Cambodian opposition leader returns amid tension
PHNOM PENH, Cambodia (AP) — Thousands of cheering supporters on Saturday greeted Cambodian opposition leader Sam Rainsy on his return from a trip abroad, at a time when political tensions are high because of the arrests of eight of his party colleagues.
His return came less than a week ahead of the anniversary of last year’s contentious July 28 election, which his Cambodia National Rescue Party claims was rigged. Its lawmakers have boycotted their seats in the National Assembly and are demanding reforms and new elections.
While the opposition leader’s return and the upcoming anniversary add volatility to the situation, Sam Rainsy said he expected to negotiate with Prime Minister Hun Sen to resolve their differences.
Tensions over the yearlong political deadlock were ramped up this past week when seven lawmakers and another party activist were arrested after violence broke out when party members sought to stage a demonstration at a park authorities had closed to them. The lawmakers were charged with insurrection and other offenses, which could see them jailed for up to 30 years.
“I hope that there will be new talks,” Sam Rainsy told reporters upon his arrival at the airport. “I hope that there will be resolution — a solution that ends the (political) stalemate.”
Both the opposition party and Hun Sen said in April that they were close to settling the deadlock, but no deal was made at the time. While there has been no public sign of detente between the two sides, Hun Sen announced later that he would accede to one of the opposition demands, and allow them to operate a television station.
Initially on Saturday, the possibility of a fresh street confrontation loomed, as Sam Rainsy said at the airport that he would head to the area of Tuesday’s confrontation, Freedom Park. He said he wants the venue reopened as soon as possible so that people could exercise freedom of expression.
But in an evident change of plan, his motorcade — after stopping briefly outside the main government complex — went to party headquarters instead of the park, where riot police were deployed.

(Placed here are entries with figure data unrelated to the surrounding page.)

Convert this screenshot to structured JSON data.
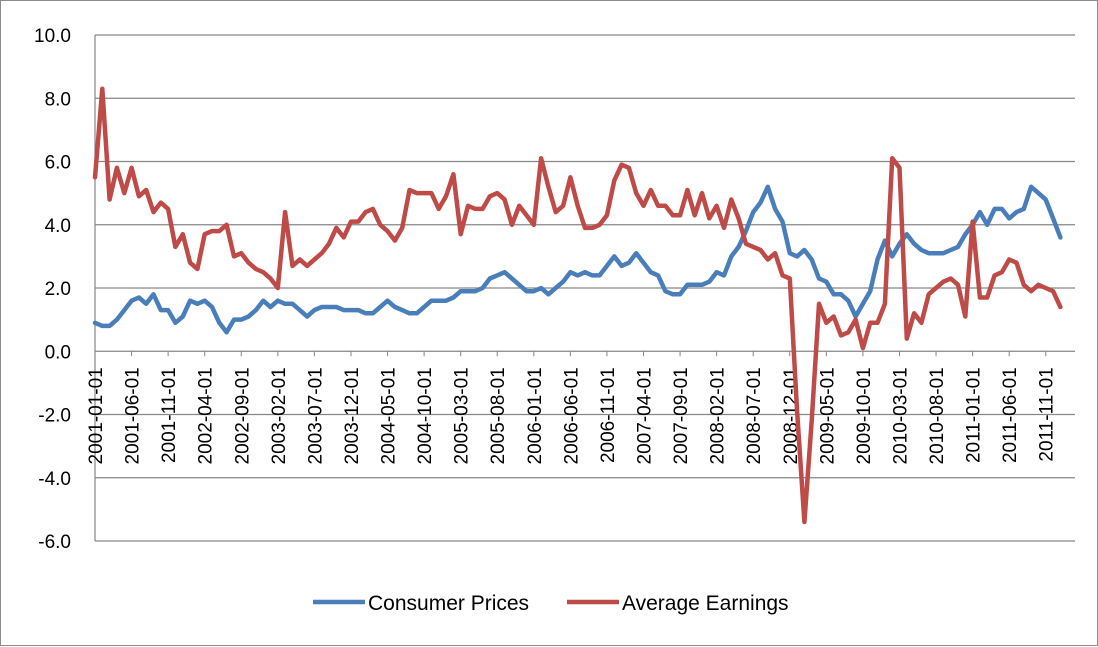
{
  "chart_data": {
    "type": "line",
    "title": "",
    "xlabel": "",
    "ylabel": "",
    "ylim": [
      -6.0,
      10.0
    ],
    "yticks": [
      "10.0",
      "8.0",
      "6.0",
      "4.0",
      "2.0",
      "0.0",
      "-2.0",
      "-4.0",
      "-6.0"
    ],
    "yticks_values": [
      10,
      8,
      6,
      4,
      2,
      0,
      -2,
      -4,
      -6
    ],
    "xlim": [
      "2001-01-01",
      "2012-03-01"
    ],
    "xticks": [
      "2001-01-01",
      "2001-06-01",
      "2001-11-01",
      "2002-04-01",
      "2002-09-01",
      "2003-02-01",
      "2003-07-01",
      "2003-12-01",
      "2004-05-01",
      "2004-10-01",
      "2005-03-01",
      "2005-08-01",
      "2006-01-01",
      "2006-06-01",
      "2006-11-01",
      "2007-04-01",
      "2007-09-01",
      "2008-02-01",
      "2008-07-01",
      "2008-12-01",
      "2009-05-01",
      "2009-10-01",
      "2010-03-01",
      "2010-08-01",
      "2011-01-01",
      "2011-06-01",
      "2011-11-01"
    ],
    "grid": true,
    "legend_position": "bottom",
    "series": [
      {
        "name": "Consumer Prices",
        "color": "#4a7ebb",
        "points": [
          [
            "2001-01-01",
            0.9
          ],
          [
            "2001-02-01",
            0.8
          ],
          [
            "2001-03-01",
            0.8
          ],
          [
            "2001-04-01",
            1.0
          ],
          [
            "2001-05-01",
            1.3
          ],
          [
            "2001-06-01",
            1.6
          ],
          [
            "2001-07-01",
            1.7
          ],
          [
            "2001-08-01",
            1.5
          ],
          [
            "2001-09-01",
            1.8
          ],
          [
            "2001-10-01",
            1.3
          ],
          [
            "2001-11-01",
            1.3
          ],
          [
            "2001-12-01",
            0.9
          ],
          [
            "2002-01-01",
            1.1
          ],
          [
            "2002-02-01",
            1.6
          ],
          [
            "2002-03-01",
            1.5
          ],
          [
            "2002-04-01",
            1.6
          ],
          [
            "2002-05-01",
            1.4
          ],
          [
            "2002-06-01",
            0.9
          ],
          [
            "2002-07-01",
            0.6
          ],
          [
            "2002-08-01",
            1.0
          ],
          [
            "2002-09-01",
            1.0
          ],
          [
            "2002-10-01",
            1.1
          ],
          [
            "2002-11-01",
            1.3
          ],
          [
            "2002-12-01",
            1.6
          ],
          [
            "2003-01-01",
            1.4
          ],
          [
            "2003-02-01",
            1.6
          ],
          [
            "2003-03-01",
            1.5
          ],
          [
            "2003-04-01",
            1.5
          ],
          [
            "2003-05-01",
            1.3
          ],
          [
            "2003-06-01",
            1.1
          ],
          [
            "2003-07-01",
            1.3
          ],
          [
            "2003-08-01",
            1.4
          ],
          [
            "2003-09-01",
            1.4
          ],
          [
            "2003-10-01",
            1.4
          ],
          [
            "2003-11-01",
            1.3
          ],
          [
            "2003-12-01",
            1.3
          ],
          [
            "2004-01-01",
            1.3
          ],
          [
            "2004-02-01",
            1.2
          ],
          [
            "2004-03-01",
            1.2
          ],
          [
            "2004-04-01",
            1.4
          ],
          [
            "2004-05-01",
            1.6
          ],
          [
            "2004-06-01",
            1.4
          ],
          [
            "2004-07-01",
            1.3
          ],
          [
            "2004-08-01",
            1.2
          ],
          [
            "2004-09-01",
            1.2
          ],
          [
            "2004-10-01",
            1.4
          ],
          [
            "2004-11-01",
            1.6
          ],
          [
            "2004-12-01",
            1.6
          ],
          [
            "2005-01-01",
            1.6
          ],
          [
            "2005-02-01",
            1.7
          ],
          [
            "2005-03-01",
            1.9
          ],
          [
            "2005-04-01",
            1.9
          ],
          [
            "2005-05-01",
            1.9
          ],
          [
            "2005-06-01",
            2.0
          ],
          [
            "2005-07-01",
            2.3
          ],
          [
            "2005-08-01",
            2.4
          ],
          [
            "2005-09-01",
            2.5
          ],
          [
            "2005-10-01",
            2.3
          ],
          [
            "2005-11-01",
            2.1
          ],
          [
            "2005-12-01",
            1.9
          ],
          [
            "2006-01-01",
            1.9
          ],
          [
            "2006-02-01",
            2.0
          ],
          [
            "2006-03-01",
            1.8
          ],
          [
            "2006-04-01",
            2.0
          ],
          [
            "2006-05-01",
            2.2
          ],
          [
            "2006-06-01",
            2.5
          ],
          [
            "2006-07-01",
            2.4
          ],
          [
            "2006-08-01",
            2.5
          ],
          [
            "2006-09-01",
            2.4
          ],
          [
            "2006-10-01",
            2.4
          ],
          [
            "2006-11-01",
            2.7
          ],
          [
            "2006-12-01",
            3.0
          ],
          [
            "2007-01-01",
            2.7
          ],
          [
            "2007-02-01",
            2.8
          ],
          [
            "2007-03-01",
            3.1
          ],
          [
            "2007-04-01",
            2.8
          ],
          [
            "2007-05-01",
            2.5
          ],
          [
            "2007-06-01",
            2.4
          ],
          [
            "2007-07-01",
            1.9
          ],
          [
            "2007-08-01",
            1.8
          ],
          [
            "2007-09-01",
            1.8
          ],
          [
            "2007-10-01",
            2.1
          ],
          [
            "2007-11-01",
            2.1
          ],
          [
            "2007-12-01",
            2.1
          ],
          [
            "2008-01-01",
            2.2
          ],
          [
            "2008-02-01",
            2.5
          ],
          [
            "2008-03-01",
            2.4
          ],
          [
            "2008-04-01",
            3.0
          ],
          [
            "2008-05-01",
            3.3
          ],
          [
            "2008-06-01",
            3.8
          ],
          [
            "2008-07-01",
            4.4
          ],
          [
            "2008-08-01",
            4.7
          ],
          [
            "2008-09-01",
            5.2
          ],
          [
            "2008-10-01",
            4.5
          ],
          [
            "2008-11-01",
            4.1
          ],
          [
            "2008-12-01",
            3.1
          ],
          [
            "2009-01-01",
            3.0
          ],
          [
            "2009-02-01",
            3.2
          ],
          [
            "2009-03-01",
            2.9
          ],
          [
            "2009-04-01",
            2.3
          ],
          [
            "2009-05-01",
            2.2
          ],
          [
            "2009-06-01",
            1.8
          ],
          [
            "2009-07-01",
            1.8
          ],
          [
            "2009-08-01",
            1.6
          ],
          [
            "2009-09-01",
            1.1
          ],
          [
            "2009-10-01",
            1.5
          ],
          [
            "2009-11-01",
            1.9
          ],
          [
            "2009-12-01",
            2.9
          ],
          [
            "2010-01-01",
            3.5
          ],
          [
            "2010-02-01",
            3.0
          ],
          [
            "2010-03-01",
            3.4
          ],
          [
            "2010-04-01",
            3.7
          ],
          [
            "2010-05-01",
            3.4
          ],
          [
            "2010-06-01",
            3.2
          ],
          [
            "2010-07-01",
            3.1
          ],
          [
            "2010-08-01",
            3.1
          ],
          [
            "2010-09-01",
            3.1
          ],
          [
            "2010-10-01",
            3.2
          ],
          [
            "2010-11-01",
            3.3
          ],
          [
            "2010-12-01",
            3.7
          ],
          [
            "2011-01-01",
            4.0
          ],
          [
            "2011-02-01",
            4.4
          ],
          [
            "2011-03-01",
            4.0
          ],
          [
            "2011-04-01",
            4.5
          ],
          [
            "2011-05-01",
            4.5
          ],
          [
            "2011-06-01",
            4.2
          ],
          [
            "2011-07-01",
            4.4
          ],
          [
            "2011-08-01",
            4.5
          ],
          [
            "2011-09-01",
            5.2
          ],
          [
            "2011-10-01",
            5.0
          ],
          [
            "2011-11-01",
            4.8
          ],
          [
            "2011-12-01",
            4.2
          ],
          [
            "2012-01-01",
            3.6
          ]
        ]
      },
      {
        "name": "Average Earnings",
        "color": "#be4b48",
        "points": [
          [
            "2001-01-01",
            5.5
          ],
          [
            "2001-02-01",
            8.3
          ],
          [
            "2001-03-01",
            4.8
          ],
          [
            "2001-04-01",
            5.8
          ],
          [
            "2001-05-01",
            5.0
          ],
          [
            "2001-06-01",
            5.8
          ],
          [
            "2001-07-01",
            4.9
          ],
          [
            "2001-08-01",
            5.1
          ],
          [
            "2001-09-01",
            4.4
          ],
          [
            "2001-10-01",
            4.7
          ],
          [
            "2001-11-01",
            4.5
          ],
          [
            "2001-12-01",
            3.3
          ],
          [
            "2002-01-01",
            3.7
          ],
          [
            "2002-02-01",
            2.8
          ],
          [
            "2002-03-01",
            2.6
          ],
          [
            "2002-04-01",
            3.7
          ],
          [
            "2002-05-01",
            3.8
          ],
          [
            "2002-06-01",
            3.8
          ],
          [
            "2002-07-01",
            4.0
          ],
          [
            "2002-08-01",
            3.0
          ],
          [
            "2002-09-01",
            3.1
          ],
          [
            "2002-10-01",
            2.8
          ],
          [
            "2002-11-01",
            2.6
          ],
          [
            "2002-12-01",
            2.5
          ],
          [
            "2003-01-01",
            2.3
          ],
          [
            "2003-02-01",
            2.0
          ],
          [
            "2003-03-01",
            4.4
          ],
          [
            "2003-04-01",
            2.7
          ],
          [
            "2003-05-01",
            2.9
          ],
          [
            "2003-06-01",
            2.7
          ],
          [
            "2003-07-01",
            2.9
          ],
          [
            "2003-08-01",
            3.1
          ],
          [
            "2003-09-01",
            3.4
          ],
          [
            "2003-10-01",
            3.9
          ],
          [
            "2003-11-01",
            3.6
          ],
          [
            "2003-12-01",
            4.1
          ],
          [
            "2004-01-01",
            4.1
          ],
          [
            "2004-02-01",
            4.4
          ],
          [
            "2004-03-01",
            4.5
          ],
          [
            "2004-04-01",
            4.0
          ],
          [
            "2004-05-01",
            3.8
          ],
          [
            "2004-06-01",
            3.5
          ],
          [
            "2004-07-01",
            3.9
          ],
          [
            "2004-08-01",
            5.1
          ],
          [
            "2004-09-01",
            5.0
          ],
          [
            "2004-10-01",
            5.0
          ],
          [
            "2004-11-01",
            5.0
          ],
          [
            "2004-12-01",
            4.5
          ],
          [
            "2005-01-01",
            4.9
          ],
          [
            "2005-02-01",
            5.6
          ],
          [
            "2005-03-01",
            3.7
          ],
          [
            "2005-04-01",
            4.6
          ],
          [
            "2005-05-01",
            4.5
          ],
          [
            "2005-06-01",
            4.5
          ],
          [
            "2005-07-01",
            4.9
          ],
          [
            "2005-08-01",
            5.0
          ],
          [
            "2005-09-01",
            4.8
          ],
          [
            "2005-10-01",
            4.0
          ],
          [
            "2005-11-01",
            4.6
          ],
          [
            "2005-12-01",
            4.3
          ],
          [
            "2006-01-01",
            4.0
          ],
          [
            "2006-02-01",
            6.1
          ],
          [
            "2006-03-01",
            5.2
          ],
          [
            "2006-04-01",
            4.4
          ],
          [
            "2006-05-01",
            4.6
          ],
          [
            "2006-06-01",
            5.5
          ],
          [
            "2006-07-01",
            4.6
          ],
          [
            "2006-08-01",
            3.9
          ],
          [
            "2006-09-01",
            3.9
          ],
          [
            "2006-10-01",
            4.0
          ],
          [
            "2006-11-01",
            4.3
          ],
          [
            "2006-12-01",
            5.4
          ],
          [
            "2007-01-01",
            5.9
          ],
          [
            "2007-02-01",
            5.8
          ],
          [
            "2007-03-01",
            5.0
          ],
          [
            "2007-04-01",
            4.6
          ],
          [
            "2007-05-01",
            5.1
          ],
          [
            "2007-06-01",
            4.6
          ],
          [
            "2007-07-01",
            4.6
          ],
          [
            "2007-08-01",
            4.3
          ],
          [
            "2007-09-01",
            4.3
          ],
          [
            "2007-10-01",
            5.1
          ],
          [
            "2007-11-01",
            4.3
          ],
          [
            "2007-12-01",
            5.0
          ],
          [
            "2008-01-01",
            4.2
          ],
          [
            "2008-02-01",
            4.6
          ],
          [
            "2008-03-01",
            3.9
          ],
          [
            "2008-04-01",
            4.8
          ],
          [
            "2008-05-01",
            4.2
          ],
          [
            "2008-06-01",
            3.4
          ],
          [
            "2008-07-01",
            3.3
          ],
          [
            "2008-08-01",
            3.2
          ],
          [
            "2008-09-01",
            2.9
          ],
          [
            "2008-10-01",
            3.1
          ],
          [
            "2008-11-01",
            2.4
          ],
          [
            "2008-12-01",
            2.3
          ],
          [
            "2009-01-01",
            -1.9
          ],
          [
            "2009-02-01",
            -5.4
          ],
          [
            "2009-03-01",
            -2.2
          ],
          [
            "2009-04-01",
            1.5
          ],
          [
            "2009-05-01",
            0.9
          ],
          [
            "2009-06-01",
            1.1
          ],
          [
            "2009-07-01",
            0.5
          ],
          [
            "2009-08-01",
            0.6
          ],
          [
            "2009-09-01",
            1.0
          ],
          [
            "2009-10-01",
            0.1
          ],
          [
            "2009-11-01",
            0.9
          ],
          [
            "2009-12-01",
            0.9
          ],
          [
            "2010-01-01",
            1.5
          ],
          [
            "2010-02-01",
            6.1
          ],
          [
            "2010-03-01",
            5.8
          ],
          [
            "2010-04-01",
            0.4
          ],
          [
            "2010-05-01",
            1.2
          ],
          [
            "2010-06-01",
            0.9
          ],
          [
            "2010-07-01",
            1.8
          ],
          [
            "2010-08-01",
            2.0
          ],
          [
            "2010-09-01",
            2.2
          ],
          [
            "2010-10-01",
            2.3
          ],
          [
            "2010-11-01",
            2.1
          ],
          [
            "2010-12-01",
            1.1
          ],
          [
            "2011-01-01",
            4.1
          ],
          [
            "2011-02-01",
            1.7
          ],
          [
            "2011-03-01",
            1.7
          ],
          [
            "2011-04-01",
            2.4
          ],
          [
            "2011-05-01",
            2.5
          ],
          [
            "2011-06-01",
            2.9
          ],
          [
            "2011-07-01",
            2.8
          ],
          [
            "2011-08-01",
            2.1
          ],
          [
            "2011-09-01",
            1.9
          ],
          [
            "2011-10-01",
            2.1
          ],
          [
            "2011-11-01",
            2.0
          ],
          [
            "2011-12-01",
            1.9
          ],
          [
            "2012-01-01",
            1.4
          ]
        ]
      }
    ]
  }
}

Hun Sen has been in power for almost three decades, and while Cambodia is formally democratic, his government is authoritarian and known for intimidating opponents. Sam Rainsy is his most enduring opponent, and his party’s strong showing in last year’s polls — even according to the disputed official results — posed the strongest challenge to Hun Sen in many years.
The latest arrests drew criticism from human rights groups and Western governments. The violence was unleashed Tuesday when local security guards used by authorities to break up protests began attacking the demonstrators, who fought back. The government claimed that at least 38 security personnel were injured.
Sam Rainsy said Saturday that he would seek his colleagues’ release.
Demonstrations in the capital were banned in January and Freedom Park sealed off after a wave of vociferous protests.
The EU and the U.S. State Department both called for the opposition officials to be released and for Cambodia to lift its ban on demonstrations.